Reducing impact: Running and higher-impact activities become increasingly uncomfortable in the third trimester and place greater load on the pelvic floor. Many women naturally transition from running to walking in the third trimester. If running is important to you and you are managing it without pelvic floor symptoms, it can be continued at a reduced intensity and pace with your care team's knowledge.
Joint protection: Relaxin levels are highest in the third trimester and your joints are at their most lax. Exercises that require lateral cutting, single-leg balance work, and sudden directional changes carry the highest risk of joint injury. Focus on stable, controlled movements rather than dynamic and reactive ones.
Managing breathlessness: Your growing uterus reduces the space available for your lungs to expand fully, and many women find they become breathless more easily in the third trimester. Reduce intensity to accommodate this rather than pushing through significant breathlessness. The talk test remains the most useful guide.
Pelvic girdle pain and sciatica: If you have developed pelvic girdle pain or sciatica in the third trimester, your exercise options need to be discussed with a women's health physiotherapist. Certain activities including asymmetric exercises, wide-stance movements, and lunges may aggravate these conditions. Exercise remains possible and beneficial for most women with PGP but requires specific modification.

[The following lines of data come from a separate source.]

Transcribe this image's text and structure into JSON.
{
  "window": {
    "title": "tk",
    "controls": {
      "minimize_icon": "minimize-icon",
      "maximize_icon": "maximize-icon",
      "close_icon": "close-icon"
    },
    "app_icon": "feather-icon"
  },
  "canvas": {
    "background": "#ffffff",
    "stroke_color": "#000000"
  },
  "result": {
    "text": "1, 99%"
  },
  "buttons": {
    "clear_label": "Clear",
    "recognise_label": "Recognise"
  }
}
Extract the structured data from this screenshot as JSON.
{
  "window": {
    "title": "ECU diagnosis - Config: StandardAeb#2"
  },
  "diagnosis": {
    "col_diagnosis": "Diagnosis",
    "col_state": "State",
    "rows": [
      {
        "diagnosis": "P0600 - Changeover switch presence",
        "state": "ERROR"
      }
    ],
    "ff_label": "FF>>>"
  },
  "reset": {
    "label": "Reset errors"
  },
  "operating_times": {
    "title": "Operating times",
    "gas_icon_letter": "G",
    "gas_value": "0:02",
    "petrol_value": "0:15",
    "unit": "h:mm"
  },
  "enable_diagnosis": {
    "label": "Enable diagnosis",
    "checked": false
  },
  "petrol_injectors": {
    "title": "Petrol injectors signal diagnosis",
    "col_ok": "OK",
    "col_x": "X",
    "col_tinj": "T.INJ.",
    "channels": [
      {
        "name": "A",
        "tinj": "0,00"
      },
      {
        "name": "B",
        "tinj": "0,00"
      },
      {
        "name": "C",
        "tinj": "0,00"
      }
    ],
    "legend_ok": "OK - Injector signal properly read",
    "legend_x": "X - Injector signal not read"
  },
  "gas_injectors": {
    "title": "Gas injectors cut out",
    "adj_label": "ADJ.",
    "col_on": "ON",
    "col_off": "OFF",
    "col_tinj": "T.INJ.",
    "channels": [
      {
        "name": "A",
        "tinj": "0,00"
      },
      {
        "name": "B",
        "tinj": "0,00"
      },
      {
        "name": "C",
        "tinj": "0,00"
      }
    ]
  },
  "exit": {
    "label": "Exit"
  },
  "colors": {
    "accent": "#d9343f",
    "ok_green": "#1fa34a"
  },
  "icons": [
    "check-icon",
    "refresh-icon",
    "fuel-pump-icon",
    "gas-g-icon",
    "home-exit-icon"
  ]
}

Activities to avoid during pregnancy
Certain activities carry risks during pregnancy that are not outweighed by their benefits.
Contact sports including martial arts, boxing, football, and hockey carry a risk of abdominal trauma that is not appropriate during pregnancy.
Activities with a high fall risk including horse riding, gymnastics, skiing, and mountain biking carry an obvious risk of injury that increases as the pregnancy progresses and balance is affected.
Scuba diving is contraindicated during pregnancy because decompression bubbles in the fetal circulation cannot be filtered the way they can in adults, carrying risk for the fetus.
Hot yoga and hot Pilates are not appropriate during pregnancy due to the risk of overheating. Regular yoga and Pilates in a standard temperature environment remain appropriate.
Lying flat on your back for extended periods from 28 weeks, as per NSW Health guidance on third trimester positioning.
When to stop exercising and seek advice
Stop exercising and contact your midwife or GP if you experience chest pain, difficulty breathing that is disproportionate to your effort level, dizziness or faintness, painful uterine contractions, vaginal bleeding, fluid leaking from the vagina, significant reduction in fetal movement, calf pain or swelling, or headache.
If you have any of the following conditions, discuss exercise with your care team before continuing or starting: placenta praevia after 28 weeks, cervical incompetence or cerclage, preeclampsia or pregnancy-induced hypertension, preterm labour in the current or previous pregnancy, significant heart or lung disease, or multiple pregnancy with complications.
Starting exercise if you weren't active before pregnancy
If you were not exercising regularly before pregnancy, the second trimester is the most practical time to start. Begin with low-intensity activity like walking or swimming for 15 to 20 minutes, three times per week, and build gradually. Avoid starting high-intensity exercise programs during pregnancy if you have no established fitness base.
Speak with your GP or midwife before starting a new exercise program during pregnancy, particularly if you have any health conditions or complications. They can confirm that exercise is appropriate for your specific situation and make any relevant recommendations.